I wanted to show my parents, who had sent me off into uncertainty, that I could find my way in those realms whose beauty and extravagance had earned them ridicule, better than I could in an atmosphere of religious piety. I was relieved to be far from the prayers and devotions that my compatriots had so arrogantly entrenched themselves in. I decided not to write to my mother, because I didn't want to have to explain myself or to be submissive. So instead, I used my anger to distance my soul from my country and my family. Perhaps it wasn't the right thing to do. Sometimes I feel haughty and become convinced I can do anything–or everything–on my own. I become vengeful and arrogant. Rage bubbles up from deep down inside me and then it boils over; I don't know where it comes from. I revolt against obedience and against the idea that other people can decide what happens in my life. Then I act rashly and end up regretting what I do. And yet, I cannot play the meek role I've been assigned without it turning my stomach. I am a Renaissance princess. I've read the classics and discussed philosophy with Erasmus of Rotterdam, who according to my brother's tutor, Pietro Martire d'Anghiera, was astonished by my intelligence. I speak Latin, French, Italian, and English fluently. I love Mallory and Matteo Boiardo's
chansons de geste.
Von Strassburg's
Tristan und Isolde
is one of my favorite books.

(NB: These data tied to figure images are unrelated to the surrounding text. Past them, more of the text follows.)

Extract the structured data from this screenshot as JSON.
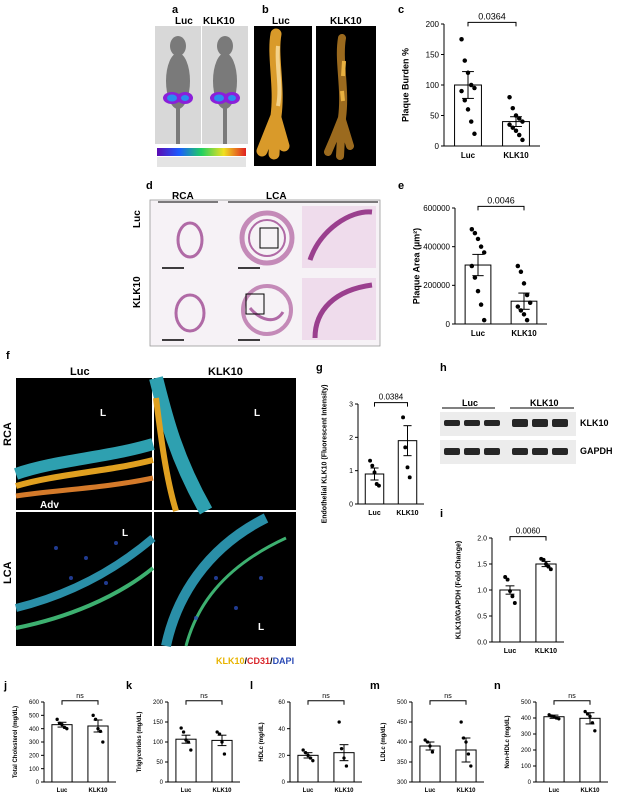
{
  "panel_labels": {
    "a": "a",
    "b": "b",
    "c": "c",
    "d": "d",
    "e": "e",
    "f": "f",
    "g": "g",
    "h": "h",
    "i": "i",
    "j": "j",
    "k": "k",
    "l": "l",
    "m": "m",
    "n": "n"
  },
  "panel_a": {
    "luc": "Luc",
    "klk10": "KLK10"
  },
  "panel_b": {
    "luc": "Luc",
    "klk10": "KLK10"
  },
  "panel_d": {
    "rca": "RCA",
    "lca": "LCA",
    "luc": "Luc",
    "klk10": "KLK10"
  },
  "panel_f": {
    "luc": "Luc",
    "klk10": "KLK10",
    "rca": "RCA",
    "lca": "LCA",
    "adv": "Adv",
    "lumen": "L",
    "stain_klk10": "KLK10",
    "stain_sep1": "/",
    "stain_cd31": "CD31",
    "stain_sep2": "/",
    "stain_dapi": "DAPI"
  },
  "panel_h": {
    "luc": "Luc",
    "klk10": "KLK10",
    "row1": "KLK10",
    "row2": "GAPDH"
  },
  "colors": {
    "bar_stroke": "#000000",
    "klk10_stain": "#e8b400",
    "cd31_stain": "#d9252a",
    "dapi_stain": "#2a4ab5"
  },
  "chart_data": [
    {
      "id": "c",
      "type": "bar",
      "categories": [
        "Luc",
        "KLK10"
      ],
      "values": [
        100,
        40
      ],
      "errors": [
        22,
        8
      ],
      "points": [
        [
          175,
          140,
          120,
          100,
          95,
          90,
          75,
          60,
          40,
          20
        ],
        [
          80,
          62,
          50,
          45,
          40,
          35,
          30,
          25,
          18,
          10
        ]
      ],
      "ylabel": "Plaque Burden %",
      "ylim": [
        0,
        200
      ],
      "yticks": [
        "0",
        "50",
        "100",
        "150",
        "200"
      ],
      "pvalue": "0.0364"
    },
    {
      "id": "e",
      "type": "bar",
      "categories": [
        "Luc",
        "KLK10"
      ],
      "values": [
        305000,
        118000
      ],
      "errors": [
        55000,
        42000
      ],
      "points": [
        [
          490000,
          470000,
          440000,
          400000,
          370000,
          300000,
          240000,
          170000,
          100000,
          20000
        ],
        [
          300000,
          270000,
          210000,
          150000,
          110000,
          90000,
          70000,
          50000,
          20000
        ]
      ],
      "ylabel": "Plaque Area (µm²)",
      "ylim": [
        0,
        600000
      ],
      "yticks": [
        "0",
        "200000",
        "400000",
        "600000"
      ],
      "pvalue": "0.0046"
    },
    {
      "id": "g",
      "type": "bar",
      "categories": [
        "Luc",
        "KLK10"
      ],
      "values": [
        0.9,
        1.9
      ],
      "errors": [
        0.18,
        0.45
      ],
      "points": [
        [
          1.3,
          1.15,
          0.95,
          0.6,
          0.55
        ],
        [
          2.6,
          1.7,
          1.1,
          0.8
        ]
      ],
      "ylabel": "Endothelial KLK10 (Fluorescent Intensity)",
      "ylim": [
        0,
        3
      ],
      "yticks": [
        "0",
        "1",
        "2",
        "3"
      ],
      "pvalue": "0.0384"
    },
    {
      "id": "i",
      "type": "bar",
      "categories": [
        "Luc",
        "KLK10"
      ],
      "values": [
        1.0,
        1.5
      ],
      "errors": [
        0.08,
        0.05
      ],
      "points": [
        [
          1.25,
          1.2,
          0.98,
          0.88,
          0.75
        ],
        [
          1.6,
          1.58,
          1.5,
          1.45,
          1.4
        ]
      ],
      "ylabel": "KLK10/GAPDH (Fold Change)",
      "ylim": [
        0,
        2
      ],
      "yticks": [
        "0.0",
        "0.5",
        "1.0",
        "1.5",
        "2.0"
      ],
      "pvalue": "0.0060"
    },
    {
      "id": "j",
      "type": "bar",
      "categories": [
        "Luc",
        "KLK10"
      ],
      "values": [
        430,
        420
      ],
      "errors": [
        18,
        45
      ],
      "points": [
        [
          470,
          440,
          430,
          410,
          400
        ],
        [
          500,
          470,
          400,
          380,
          300
        ]
      ],
      "ylabel": "Total Cholesterol (mg/dL)",
      "ylim": [
        0,
        600
      ],
      "yticks": [
        "0",
        "100",
        "200",
        "300",
        "400",
        "500",
        "600"
      ],
      "pvalue": "ns"
    },
    {
      "id": "k",
      "type": "bar",
      "categories": [
        "Luc",
        "KLK10"
      ],
      "values": [
        107,
        104
      ],
      "errors": [
        10,
        13
      ],
      "points": [
        [
          135,
          125,
          105,
          100,
          80
        ],
        [
          125,
          120,
          100,
          70
        ]
      ],
      "ylabel": "Triglycerides (mg/dL)",
      "ylim": [
        0,
        200
      ],
      "yticks": [
        "0",
        "50",
        "100",
        "150",
        "200"
      ],
      "pvalue": "ns"
    },
    {
      "id": "l",
      "type": "bar",
      "categories": [
        "Luc",
        "KLK10"
      ],
      "values": [
        20,
        22
      ],
      "errors": [
        2,
        6
      ],
      "points": [
        [
          24,
          22,
          20,
          18,
          16
        ],
        [
          45,
          25,
          18,
          12
        ]
      ],
      "ylabel": "HDLc (mg/dL)",
      "ylim": [
        0,
        60
      ],
      "yticks": [
        "0",
        "20",
        "40",
        "60"
      ],
      "pvalue": "ns"
    },
    {
      "id": "m",
      "type": "bar",
      "categories": [
        "Luc",
        "KLK10"
      ],
      "values": [
        390,
        380
      ],
      "errors": [
        10,
        30
      ],
      "points": [
        [
          405,
          400,
          390,
          375
        ],
        [
          450,
          410,
          400,
          370,
          340
        ]
      ],
      "ylabel": "LDLc (mg/dL)",
      "ylim": [
        300,
        500
      ],
      "yticks": [
        "300",
        "350",
        "400",
        "450",
        "500"
      ],
      "pvalue": "ns"
    },
    {
      "id": "n",
      "type": "bar",
      "categories": [
        "Luc",
        "KLK10"
      ],
      "values": [
        408,
        398
      ],
      "errors": [
        10,
        35
      ],
      "points": [
        [
          420,
          412,
          408,
          400,
          395
        ],
        [
          440,
          425,
          410,
          370,
          320
        ]
      ],
      "ylabel": "Non-HDLc (mg/dL)",
      "ylim": [
        0,
        500
      ],
      "yticks": [
        "0",
        "100",
        "200",
        "300",
        "400",
        "500"
      ],
      "pvalue": "ns"
    }
  ]
}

Durero,
the engraver, comes to show me his vivid images and to talk about the genius of Bosch. I feel lucky to be alive at a time when new lands and routes are being discovered and at the same time, Europe is rediscovering its love of form and of philosophy, and everywhere you go people are talking about the artists changing the shape of Rome: Michelangelo, Raphael, Bottticelli. Here in Flanders, I admire the determination and desire to beautify everyday objects: stunning plates and utensils are made by silversmiths for our meals, fabrics we wear for warmth are extraordinarily soft and delicate, prayer books have exquisite, colorful illustrations. The way I see it, the fact that I wear a skirt detracts nothing from my talents. My mother taught me that women have no cause to be humble. She even had her royal standard embroidered with
“tanto monta, monta tanto,”
to proclaim herself and my father as equal rulers, ruling equally. But it seems her view of women as much more than just life-givers was not applicable to others. She extended traditionally male powers to herself and no one else. Her daughters she saw fit to use as currency, which she could use to buy power and loyalty. She acted as if she were the only woman on earth exempt from servitude to her husband. While all my brothers had respectable dowries, I had none and was left at the mercy of Philippe's miserly advisors, who hate me for being Spanish. Of all the princesses, I am the poorest; I cannot even keep my loyal courtiers, since I have no maravedis with which to pay them. One by one, they've taken their leave. Even my parents' envoys were shown no hospitality. When Philippe refused to offer them a single meal in our home, all I could do was pout and cry.